The main thing I'd like to change before I merge (if you're up for it!) is to make async-std and tokio features that can be toggled. Your change here adds async-std on top of tokio which isn't great. See #61 for what I mean.

It looks like there are a few complexities around tokio vs. async_std here:

ramosbugs commented 3 years ago

also, is the objection to adding async_std due to the additional dependency cost, or is it specifically about mixing the tokio and async_std runtimes? it feels like runtime-agnostic primitives like async_std::future::timeout and async_std::sync::Mutex are preferable to runtime-specific ones like tokio::time::timeout. using a spawn closure like I suggested above could potentially remove the tokio dependency altogether

nlopes commented 3 years ago

it feels like runtime-agnostic primitives like async_std::future::timeout and async_std::sync::Mutex are preferable

You hit exactly what my message was intended to deliver and which I failed to deliver 😆 That's basically what I'd want: we either use runtime-agnostic primitives or we put different runtimes behind features.

ramosbugs commented 3 years ago

I think given the issues around dropping runtimes at various points in the code, the runtime-agnostic approach would be preferable. I'll try to incorporate that change :-)

ramosbugs commented 3 years ago

looks like the async_executors crate provides some nice adapters for different runtimes to be able to leverage the futures::task::Spawn trait. the commit I just pushed takes in an Arc<dyn Spawn> and avoids creating any runtimes directly. I also updated the unit tests to be run easily on all supported runtimes (currently just Tokio).

as reflected in #61, my change isn't sufficient to support runtimes other than Tokio because of Reqwest's dependency on Tokio, but it fixes the task management piece. switching to surf (in a follow-up change) would finish adding support for other runtimes.

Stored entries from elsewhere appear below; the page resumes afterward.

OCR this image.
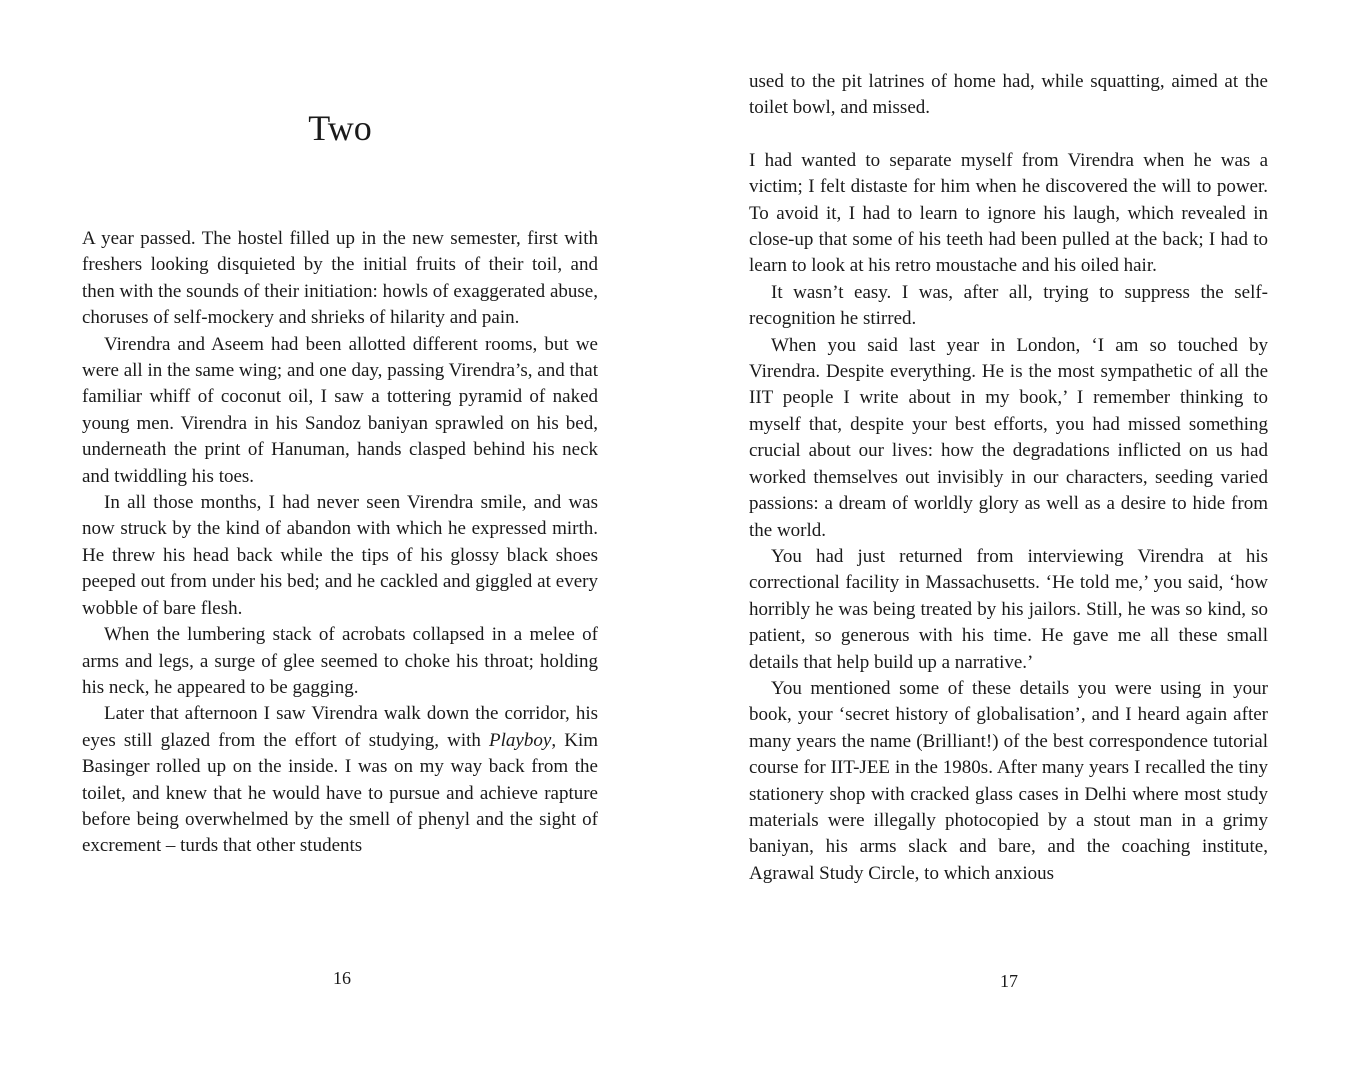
Two

A year passed. The hostel filled up in the new semester, first with freshers looking disquieted by the initial fruits of their toil, and then with the sounds of their initiation: howls of exaggerated abuse, choruses of self-mockery and shrieks of hilarity and pain.

Virendra and Aseem had been allotted different rooms, but we were all in the same wing; and one day, passing Virendra’s, and that familiar whiff of coconut oil, I saw a tottering pyramid of naked young men. Virendra in his Sandoz baniyan sprawled on his bed, underneath the print of Hanuman, hands clasped behind his neck and twiddling his toes.

In all those months, I had never seen Virendra smile, and was now struck by the kind of abandon with which he expressed mirth. He threw his head back while the tips of his glossy black shoes peeped out from under his bed; and he cackled and giggled at every wobble of bare flesh.

When the lumbering stack of acrobats collapsed in a melee of arms and legs, a surge of glee seemed to choke his throat; holding his neck, he appeared to be gagging.

Later that afternoon I saw Virendra walk down the corridor, his eyes still glazed from the effort of studying, with Playboy, Kim Basinger rolled up on the inside. I was on my way back from the toilet, and knew that he would have to pursue and achieve rapture before being overwhelmed by the smell of phenyl and the sight of excrement – turds that other students

16

used to the pit latrines of home had, while squatting, aimed at the toilet bowl, and missed.

I had wanted to separate myself from Virendra when he was a victim; I felt distaste for him when he discovered the will to power. To avoid it, I had to learn to ignore his laugh, which revealed in close-up that some of his teeth had been pulled at the back; I had to learn to look at his retro moustache and his oiled hair.

It wasn’t easy. I was, after all, trying to suppress the self-recognition he stirred.

When you said last year in London, ‘I am so touched by Virendra. Despite everything. He is the most sympathetic of all the IIT people I write about in my book,’ I remember thinking to myself that, despite your best efforts, you had missed something crucial about our lives: how the degradations inflicted on us had worked themselves out invisibly in our characters, seeding varied passions: a dream of worldly glory as well as a desire to hide from the world.

You had just returned from interviewing Virendra at his correctional facility in Massachusetts. ‘He told me,’ you said, ‘how horribly he was being treated by his jailors. Still, he was so kind, so patient, so generous with his time. He gave me all these small details that help build up a narrative.’

You mentioned some of these details you were using in your book, your ‘secret history of globalisation’, and I heard again after many years the name (Brilliant!) of the best correspondence tutorial course for IIT-JEE in the 1980s. After many years I recalled the tiny stationery shop with cracked glass cases in Delhi where most study materials were illegally photocopied by a stout man in a grimy baniyan, his arms slack and bare, and the coaching institute, Agrawal Study Circle, to which anxious

17
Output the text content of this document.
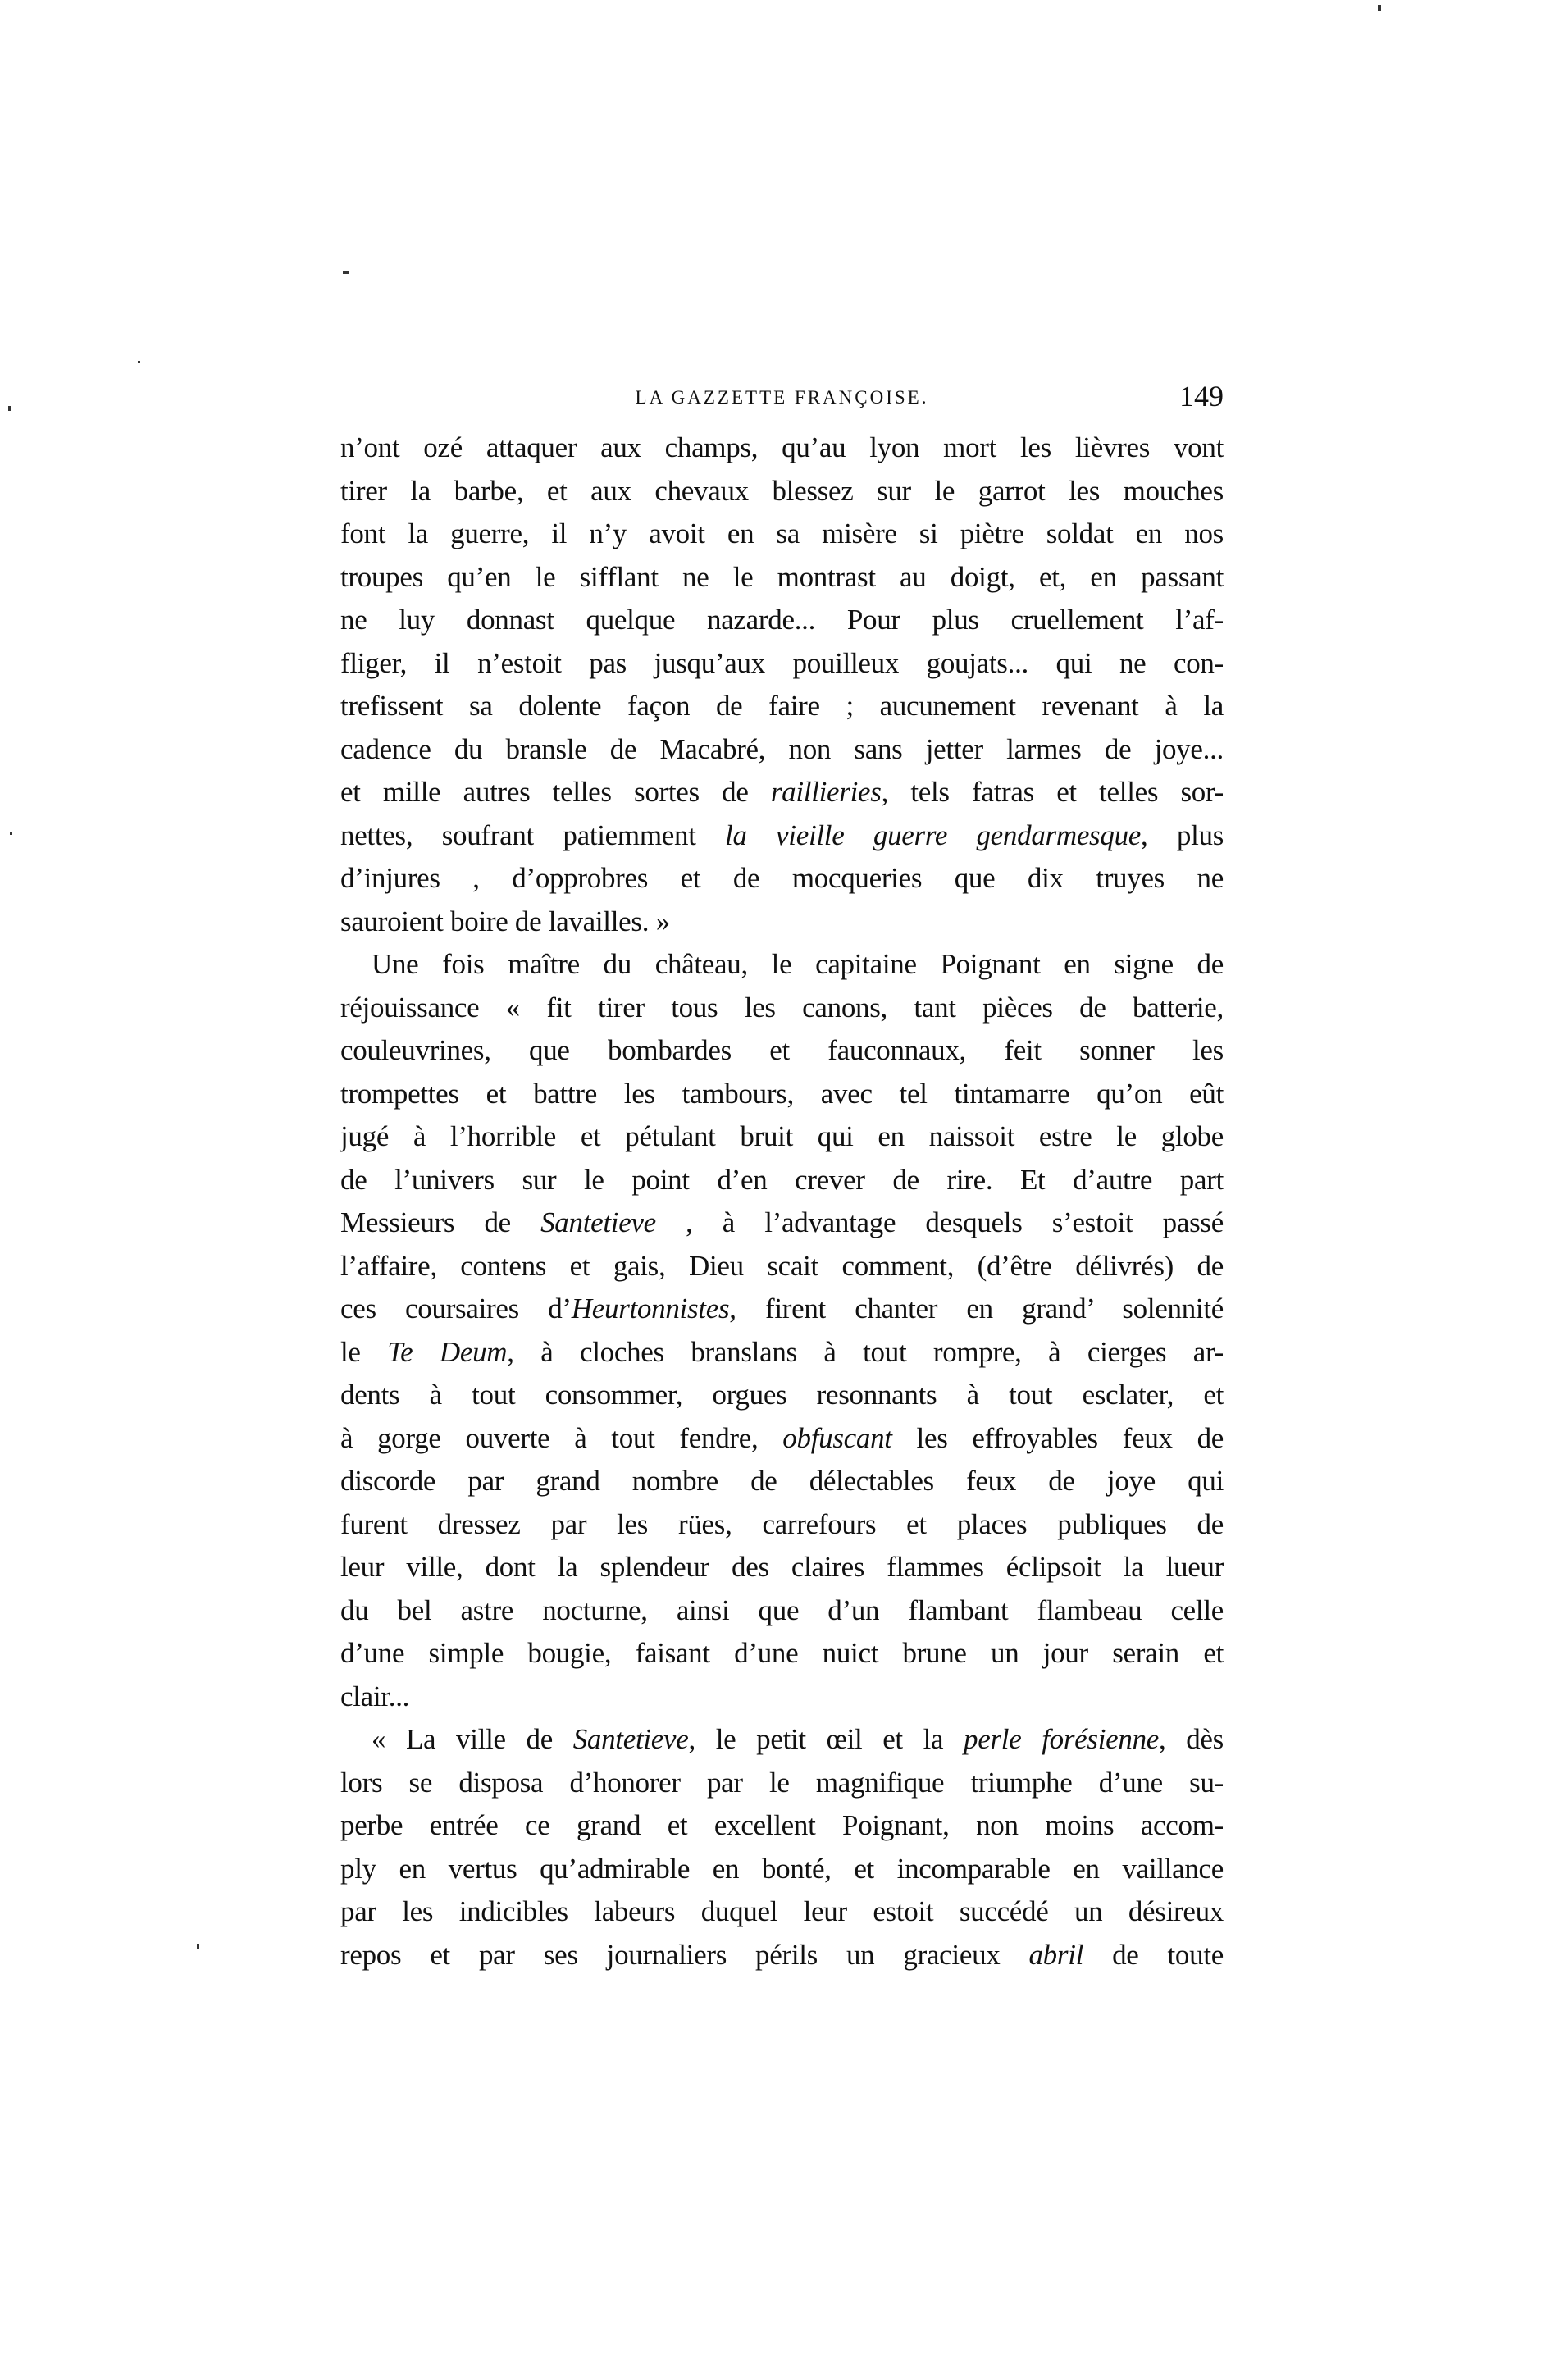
LA GAZZETTE FRANÇOISE.	149
n’ont ozé attaquer aux champs, qu’au lyon mort les lièvres vont
tirer la barbe, et aux chevaux blessez sur le garrot les mouches
font la guerre, il n’y avoit en sa misère si piètre soldat en nos
troupes qu’en le sifflant ne le montrast au doigt, et, en passant
ne luy donnast quelque nazarde... Pour plus cruellement l’af-
fliger, il n’estoit pas jusqu’aux pouilleux goujats... qui ne con-
trefissent sa dolente façon de faire ; aucunement revenant à la
cadence du bransle de Macabré, non sans jetter larmes de joye...
et mille autres telles sortes de raillieries, tels fatras et telles sor-
nettes, soufrant patiemment la vieille guerre gendarmesque, plus
d’injures , d’opprobres et de mocqueries que dix truyes ne
sauroient boire de lavailles. »
Une fois maître du château, le capitaine Poignant en signe de
réjouissance « fit tirer tous les canons, tant pièces de batterie,
couleuvrines, que bombardes et fauconnaux, feit sonner les
trompettes et battre les tambours, avec tel tintamarre qu’on eût
jugé à l’horrible et pétulant bruit qui en naissoit estre le globe
de l’univers sur le point d’en crever de rire. Et d’autre part
Messieurs de Santetieve , à l’advantage desquels s’estoit passé
l’affaire, contens et gais, Dieu scait comment, (d’être délivrés) de
ces coursaires d’Heurtonnistes, firent chanter en grand’ solennité
le Te Deum, à cloches branslans à tout rompre, à cierges ar-
dents à tout consommer, orgues resonnants à tout esclater, et
à gorge ouverte à tout fendre, obfuscant les effroyables feux de
discorde par grand nombre de délectables feux de joye qui
furent dressez par les rües, carrefours et places publiques de
leur ville, dont la splendeur des claires flammes éclipsoit la lueur
du bel astre nocturne, ainsi que d’un flambant flambeau celle
d’une simple bougie, faisant d’une nuict brune un jour serain et
clair...
« La ville de Santetieve, le petit œil et la perle forésienne, dès
lors se disposa d’honorer par le magnifique triumphe d’une su-
perbe entrée ce grand et excellent Poignant, non moins accom-
ply en vertus qu’admirable en bonté, et incomparable en vaillance
par les indicibles labeurs duquel leur estoit succédé un désireux
repos et par ses journaliers périls un gracieux abril de toute
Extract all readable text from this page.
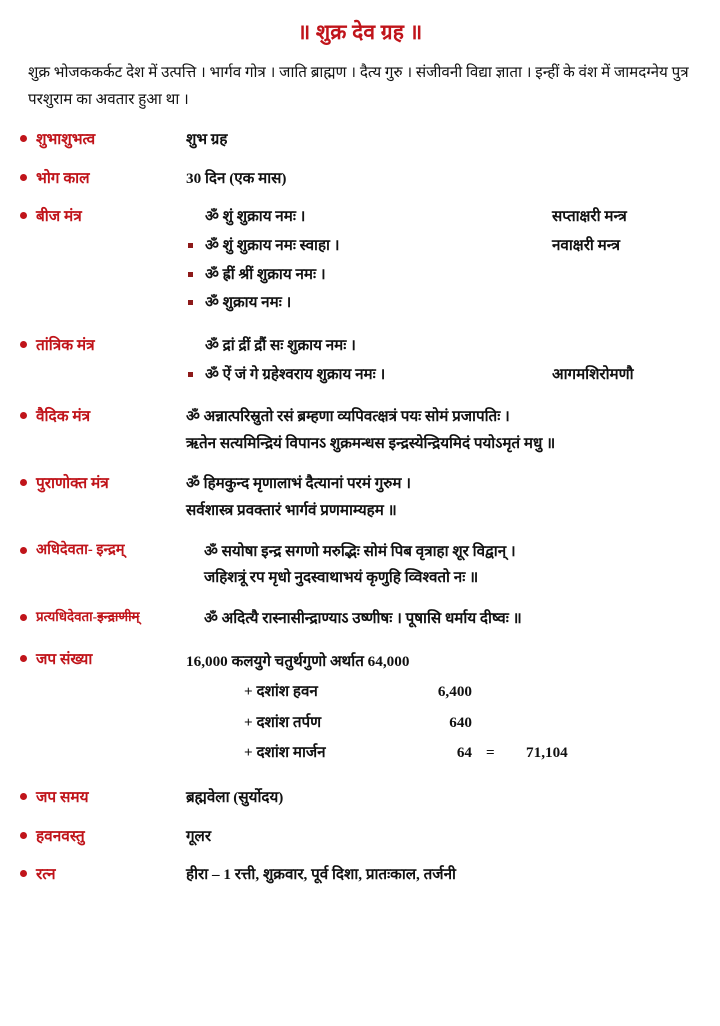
॥ शुक्र देव ग्रह ॥
शुक्र भोजककर्कट देश में उत्पत्ति । भार्गव गोत्र । जाति ब्राह्मण । दैत्य गुरु । संजीवनी विद्या ज्ञाता । इन्हीं के वंश में जामदग्नेय पुत्र परशुराम का अवतार हुआ था ।
शुभाशुभत्व	शुभ ग्रह
भोग काल	30 दिन (एक मास)
बीज मंत्र	ॐ शुं शुक्राय नमः ।	सप्ताक्षरी मन्त्र
ॐ शुं शुक्राय नमः स्वाहा ।	नवाक्षरी मन्त्र
ॐ ह्रीं श्रीं शुक्राय नमः ।
ॐ शुक्राय नमः ।
तांत्रिक मंत्र	ॐ द्रां द्रीं द्रौं सः शुक्राय नमः ।
ॐ ऐं जं गे ग्रहेश्वराय शुक्राय नमः ।	आगमशिरोमणौ
वैदिक मंत्र	ॐ अन्नात्परिस्रुतो रसं ब्रम्हणा व्यपिवत्क्षत्रं पयः सोमं प्रजापतिः ।
ऋतेन सत्यमिन्द्रियं विपानऽ शुक्रमन्धस इन्द्रस्येन्द्रियमिदं पयोऽमृतं मधु ॥
पुराणोक्त मंत्र	ॐ हिमकुन्द मृणालाभं दैत्यानां परमं गुरुम ।
सर्वशास्त्र प्रवक्तारं भार्गवं प्रणमाम्यहम ॥
अधिदेवता- इन्द्रम्	ॐ सयोषा इन्द्र सगणो मरुद्भिः सोमं पिब वृत्राहा शूर विद्वान् ।
जहिशत्रूं रप मृधो नुदस्वाथाभयं कृणुहि व्विश्वतो नः ॥
प्रत्यधिदेवता-इन्द्राणीम्	ॐ अदित्यै रास्नासीन्द्राण्याऽ उष्णीषः । पूषासि धर्माय दीष्वः ॥
जप संख्या	16,000 कलयुगे चतुर्थगुणो अर्थात 64,000
+ दशांश हवन	6,400
+ दशांश तर्पण	640
+ दशांश मार्जन	64 =	71,104
जप समय	ब्रह्मवेला (सुर्योदय)
हवनवस्तु	गूलर
रत्न	हीरा – 1 रत्ती, शुक्रवार, पूर्व दिशा, प्रातःकाल, तर्जनी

there's also a caveat with my latest change: it relies on async_std's unstable feature flag in order to make use of an async condition variable (Condvar). I couldn't find any other suitable async-friendly primitives that wouldn't block the executor thread. note that this has nothing to do with "unstable" Rust and doesn't depend on nightly or anything. I think it just means that Condvar may not respect SemVer, so I pinned to the latest async-std 1.9.0 version. that means clients won't be able to integrate other versions easily, but that restriction can be removed once async-rs/async-std#217 is completed.

nlopes commented 3 years ago

This is looking great. I'm going to do a deeper review this weekend and get this out there most likely.

I can't thank you enough for the contributions and patience on my late reviews.